In summary, our results indicate that oral rapamycin showed trends for enhancing ESAT-6 specific responses in genetically diverse old mice. The variable statistical significance likely reflects the relatively small sample size, in particular with the vaccination studies in DO mice. Although additional studies are needed, the finding may be relevant for elderly people because oral delivery of agents is an attractive method to improve immune function.
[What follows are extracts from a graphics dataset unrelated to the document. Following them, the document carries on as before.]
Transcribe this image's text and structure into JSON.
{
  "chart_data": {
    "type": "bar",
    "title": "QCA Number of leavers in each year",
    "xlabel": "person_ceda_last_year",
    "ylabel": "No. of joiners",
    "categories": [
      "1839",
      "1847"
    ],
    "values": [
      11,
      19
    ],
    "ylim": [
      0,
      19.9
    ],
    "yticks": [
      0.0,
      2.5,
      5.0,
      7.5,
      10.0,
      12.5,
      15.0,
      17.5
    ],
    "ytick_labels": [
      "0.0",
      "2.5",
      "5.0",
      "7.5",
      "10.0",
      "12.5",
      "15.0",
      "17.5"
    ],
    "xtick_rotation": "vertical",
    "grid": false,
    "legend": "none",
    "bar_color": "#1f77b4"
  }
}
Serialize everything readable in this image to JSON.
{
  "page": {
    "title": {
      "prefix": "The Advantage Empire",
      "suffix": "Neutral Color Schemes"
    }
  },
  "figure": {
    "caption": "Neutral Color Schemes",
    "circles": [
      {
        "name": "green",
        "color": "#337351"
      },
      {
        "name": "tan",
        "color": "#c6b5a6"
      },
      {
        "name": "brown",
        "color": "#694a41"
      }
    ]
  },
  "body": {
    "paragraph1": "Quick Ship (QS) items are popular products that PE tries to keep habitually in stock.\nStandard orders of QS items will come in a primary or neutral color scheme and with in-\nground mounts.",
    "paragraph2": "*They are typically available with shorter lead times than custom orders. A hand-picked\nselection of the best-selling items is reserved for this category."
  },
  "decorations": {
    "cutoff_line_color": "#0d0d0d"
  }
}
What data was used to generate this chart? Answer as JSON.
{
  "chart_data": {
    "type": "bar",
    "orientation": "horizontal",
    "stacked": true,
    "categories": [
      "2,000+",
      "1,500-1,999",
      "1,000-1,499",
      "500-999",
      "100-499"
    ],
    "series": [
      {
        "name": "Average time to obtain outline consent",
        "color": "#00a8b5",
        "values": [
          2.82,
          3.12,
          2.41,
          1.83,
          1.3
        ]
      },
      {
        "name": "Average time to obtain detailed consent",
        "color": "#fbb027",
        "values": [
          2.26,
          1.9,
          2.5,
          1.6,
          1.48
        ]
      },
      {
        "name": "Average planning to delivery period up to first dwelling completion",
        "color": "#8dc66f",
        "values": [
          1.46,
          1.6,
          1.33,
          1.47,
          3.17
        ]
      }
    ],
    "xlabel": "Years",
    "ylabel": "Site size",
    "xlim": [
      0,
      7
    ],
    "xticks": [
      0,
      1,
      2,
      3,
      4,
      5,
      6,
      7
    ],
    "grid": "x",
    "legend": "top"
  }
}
Rapamycin does not improve survival of aging mice with primary M.tb infection
We next assessed whether rapamycin treatment improved survival, delayed the onset of TB disease, or altered the lung lesions during primary M. tuberculosis infection. Rapamycin did not prolong survival or extend the median survival (Figure 4A) or delay disease onset (not shown). Modest changes in lungs are attributable to rapamycin: a slight reduction in the proportion of mice with marked necrosis and neutrophil influx and a shift toward increased lymphocytes (Figure 4B). Regardless, lung damage in all mice was substantial, and thus, despite having potential benefits (on lifespan, cellular and humoral immunity, autophagy), rapamycin in our model did not delay TB disease or extend survival in M. tuberculosis infected aged HET3 mice regardless of immunologic changes or tissue architectural changes.
We observed a trend for rapamycin-enhanced antigen-specific responses (proliferation, IFN-γ) in the vaccination model. It is unknown whether rapamycin or the enhanced immune responses can actually protect against M. tuberculosis challenge in this model, but this is a logical next step for future studies. However, clinical outcomes and survival measures in mice are now even more important when testing interventional or preventative therapies against M. tuberculosis infection because protective correlates of immunity are not fully known [16]-[18]. This strategy is necessary to assess the potential of rapamycin to improve vaccination efficacy in elderly people.